Que représentent les applis de rencontres pour vous ? Et les réseaux sociaux en général ?
Les « applis de rencontres » peuvent être un bon moyen pour rencontrer quelqu’un, et tout comme les "réseaux sociaux", ça dépend vraiment comment on s’en sert. Chaque génération a ses codes, sa façon d’utiliser ses outils. Pour moi, tant que ça ne me déconnecte pas de la vie, cette vie faite de rapports humains, cela ne me pose pas de problème.
Quel rôle tient la famille dans le rapport à la sexualité ?
La famille, au sujet de la sexualité, devrait à mon sens, être un endroit où les enfants puissent poser librement leurs questions et obtenir des réponses concrètes, un endroit où l’on ne diabolise pas la chose, où l’on peut être réconforté si besoin.
Vous abordez des thèmes universels tels que la transmission, l’héritage, la religion, la liberté sexuelle, peut-on parler de catharsis ?
Tout à fait ! Après ce long chemin de recherche, ces rencontres passionnantes et enrichissantes pendant ce processus d’écriture, il me tarde de voir naître ces mots sur scène. Je vis et rêve avec ce projet, il a eu le temps d’évoluer en moi. Et mon plus grand bonheur serait de le transmettre, de provoquer à la sortie du spectacle la discussion, le débat, au sein d’une famille, d’un couple, d’un groupe d’amis. Parce que nous avons besoin de parler de sexe de façon positive : "Il n’y a rien de plus beau, de plus courageux, de plus précieux que ça : Deux corps qui s’adonnent ensemble joyeusement à la danse du plaisir" (Extraits. Mon sexe est une fête).
Quelle est la place de l’homme, la vision de l’homme dans un spectacle féminin ?
C’est un spectacle féminin ! Et je tenais absolument à ce que les hommes y soient représentés. J’ai eu beaucoup de témoignages d’hommes qui m’ont touchée et je voulais que l’on puisse les entendre à travers ce spectacle. De toute évidence à travers un prisme féminin, donc pas tout à fait neutre, bref l’idée étant de n’exclure personne.

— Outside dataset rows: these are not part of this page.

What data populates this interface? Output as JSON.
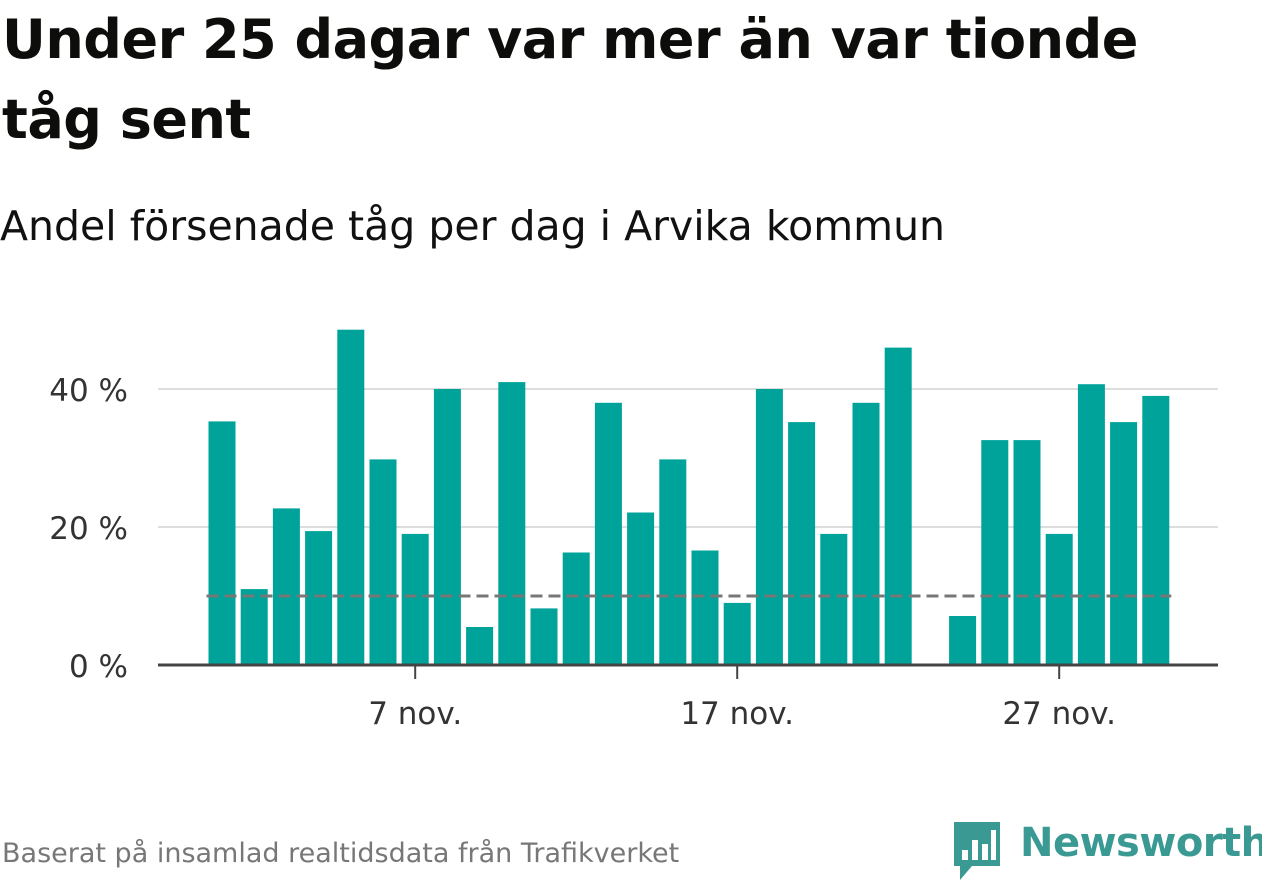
{
  "title": "Under 25 dagar var mer än var tionde tåg sent",
  "subtitle": "Andel försenade tåg per dag i Arvika kommun",
  "footer": "Baserat på insamlad realtidsdata från Trafikverket",
  "brand": {
    "name": "Newsworthy",
    "icon": "newsworthy-logo-icon"
  },
  "colors": {
    "bar": "#00a39a",
    "reference": "#777777",
    "grid": "#dddddd",
    "axis": "#444444",
    "brand": "#3a9a93"
  },
  "chart_data": {
    "type": "bar",
    "x": [
      "2020-11-01",
      "2020-11-02",
      "2020-11-03",
      "2020-11-04",
      "2020-11-05",
      "2020-11-06",
      "2020-11-07",
      "2020-11-08",
      "2020-11-09",
      "2020-11-10",
      "2020-11-11",
      "2020-11-12",
      "2020-11-13",
      "2020-11-14",
      "2020-11-15",
      "2020-11-16",
      "2020-11-17",
      "2020-11-18",
      "2020-11-19",
      "2020-11-20",
      "2020-11-21",
      "2020-11-22",
      "2020-11-23",
      "2020-11-24",
      "2020-11-25",
      "2020-11-26",
      "2020-11-27",
      "2020-11-28",
      "2020-11-29",
      "2020-11-30"
    ],
    "values": [
      35.3,
      11.0,
      22.7,
      19.4,
      48.6,
      29.8,
      19.0,
      40.0,
      5.5,
      41.0,
      8.2,
      16.3,
      38.0,
      22.1,
      29.8,
      16.6,
      9.0,
      40.0,
      35.2,
      19.0,
      38.0,
      46.0,
      null,
      7.1,
      32.6,
      32.6,
      19.0,
      40.7,
      35.2,
      39.0
    ],
    "reference_line": 10,
    "ylim": [
      0,
      50
    ],
    "yticks": [
      0,
      20,
      40
    ],
    "ytick_labels": [
      "0 %",
      "20 %",
      "40 %"
    ],
    "xticks": [
      "2020-11-07",
      "2020-11-17",
      "2020-11-27"
    ],
    "xtick_labels": [
      "7 nov.",
      "17 nov.",
      "27 nov."
    ],
    "grid": true,
    "xlabel": "",
    "ylabel": ""
  }
}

« Je suis en recherche permanente... »
Une confidence ?
Je suis très très gourmande ! J’ai des périodes où je pourrais passer mon temps à déguster toutes les spécialités culinaires que je ne connais pas. En voyage c’est terrible ! J’aimerais pouvoir avoir un estomac de rechange ! Une autre confidence. Je me remets beaucoup en question peut-être trop parfois. Je suis en recherche permanente, mon perfectionnisme me perd de temps en temps mais ce n’est pas si grave puisqu’il m’aide souvent à avancer, il m’aide beaucoup !
Un acte de résistance ?
Continuer à créer !
Un signe particulier ?
Un accent ch’ti qui va qui vient quoi !
Un lieu préféré ?
Le bar d’un théâtre dont on a les clefs.
Une seule info à retenir sur vous ?
À ce jour aucune carie à déclarer !
Un talent à suivre ?
Tamino ! Une énorme claque musicale ! À découvrir absolument en concert ! Sandra Colombo ! Une autrice - actrice à suivre. Allez la voir dans son seule en scène Que faire des cons ? dès que possible ! Et tant d’autres talents qui m’entourent ! La liste est longue.
Ce que vous n’aimeriez pas que l’on dise de vous ?
Mais quel dommage cette fille a complètement raté sa vie, elle est passée à côté !
« Avec... »
...Le grand cahier d’Agota Kristof, j’ai eu envie de mettre en scène.
...les peintures d’Antoni Tàpies, j’ai compris la matière, le charnel.
...les tableaux de William Turner, j’ai appris certaines émotions.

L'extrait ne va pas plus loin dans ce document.